China has granted conditional approval to its first general home-use vaccine against COVID-19, although its launch may be clouded by questions about the lack of publicly disclosed efficacy data.
The injection was developed by the state pharmaceutical company Sinopharm, which announced on Wednesday a 79% efficacy for the vaccine. That’s less than the efficacy of Western vaccines developed by Pfizer-BioNTech and Moderna, which boasted late-stage trial efficacy rates of 95% and 94% respectively.
While the 79% figure is still well above the level that experts around the world have deemed acceptable, Reuters noted inconsistencies between that number and findings in other countries. The same vaccine has been approved by Bahrain and the United Arab Emirates, which announced an 86% efficacy rate for it. According to the Financial Times, there has been no public explanation for the discrepancy, and neither Sinopharm, Bahrain, nor the UAE regulators have released details of their analysis.
“We have not yet seen key details, such as the number of trial participants and infections in the phase 3 trials of the vaccine,” Dong-Yan Jin, a professor at Hong University’s College of Biomedical Sciences, told Reuters. Kong.

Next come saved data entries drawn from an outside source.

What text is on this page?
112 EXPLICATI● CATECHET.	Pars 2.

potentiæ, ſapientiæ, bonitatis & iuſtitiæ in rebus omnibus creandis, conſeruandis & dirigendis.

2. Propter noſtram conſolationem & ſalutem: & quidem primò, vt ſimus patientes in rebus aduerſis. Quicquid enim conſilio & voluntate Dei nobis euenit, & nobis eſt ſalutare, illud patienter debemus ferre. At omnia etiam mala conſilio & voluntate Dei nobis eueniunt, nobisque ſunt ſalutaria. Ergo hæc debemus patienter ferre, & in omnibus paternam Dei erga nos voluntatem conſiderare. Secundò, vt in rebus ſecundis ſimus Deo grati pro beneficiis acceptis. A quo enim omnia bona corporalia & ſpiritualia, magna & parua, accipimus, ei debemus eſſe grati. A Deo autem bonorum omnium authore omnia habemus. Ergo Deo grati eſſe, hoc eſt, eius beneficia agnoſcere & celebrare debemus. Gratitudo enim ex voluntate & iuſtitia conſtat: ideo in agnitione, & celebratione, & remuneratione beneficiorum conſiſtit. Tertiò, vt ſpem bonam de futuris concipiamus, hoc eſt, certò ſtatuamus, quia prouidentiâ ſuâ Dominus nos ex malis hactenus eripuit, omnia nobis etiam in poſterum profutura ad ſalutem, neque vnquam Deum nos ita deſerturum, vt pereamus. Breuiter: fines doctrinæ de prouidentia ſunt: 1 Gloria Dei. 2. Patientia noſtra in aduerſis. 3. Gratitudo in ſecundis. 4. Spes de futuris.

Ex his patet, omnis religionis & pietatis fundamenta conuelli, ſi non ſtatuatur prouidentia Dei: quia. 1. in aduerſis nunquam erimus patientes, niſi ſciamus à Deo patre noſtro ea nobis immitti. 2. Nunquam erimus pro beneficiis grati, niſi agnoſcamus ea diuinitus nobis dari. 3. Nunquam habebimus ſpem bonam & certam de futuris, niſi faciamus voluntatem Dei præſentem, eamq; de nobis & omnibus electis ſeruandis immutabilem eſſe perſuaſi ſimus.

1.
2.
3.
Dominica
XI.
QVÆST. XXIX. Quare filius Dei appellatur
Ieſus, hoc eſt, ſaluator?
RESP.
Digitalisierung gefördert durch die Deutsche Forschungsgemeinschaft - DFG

He added that Chinese regulators would have access to such information, saying: “If the vaccine wants to take a share in the global market, especially in developed countries, more data is needed. If the vaccine can get approval in the United States, o European Union, where regulatory barriers are higher than in China and the United Arab Emirates, more people would trust it. “
China was the epicenter of the initial coronavirus outbreak earlier in the year. Tight closures and other restrictions have helped keep the nation’s known death toll at just 4,781 and infections below 96,000, according to data from Johns Hopkins University. The global death toll exceeds 1.8 million.
Announcing conditional approval on Thursday, Chen Shifei, deputy commissioner of the China National Medical Products Administration, said that “the known benefits of Sinopharm’s new inactivated coronavirus vaccine are greater than the known and potential risks.”
China has already vaccinated more than 1 million workers with jabs authorized for emergency use, but it faces a great challenge in inoculating the bulk of its 1.3 billion people. According to The New York Times, China wants to vaccinate 50 million people by February, when millions of people are expected to travel to celebrate the Lunar New Year.
China plans to focus its first round of vaccines on those in front-line positions, officials said, including medical personnel and those working in public places. A second phase is expected to begin in the spring.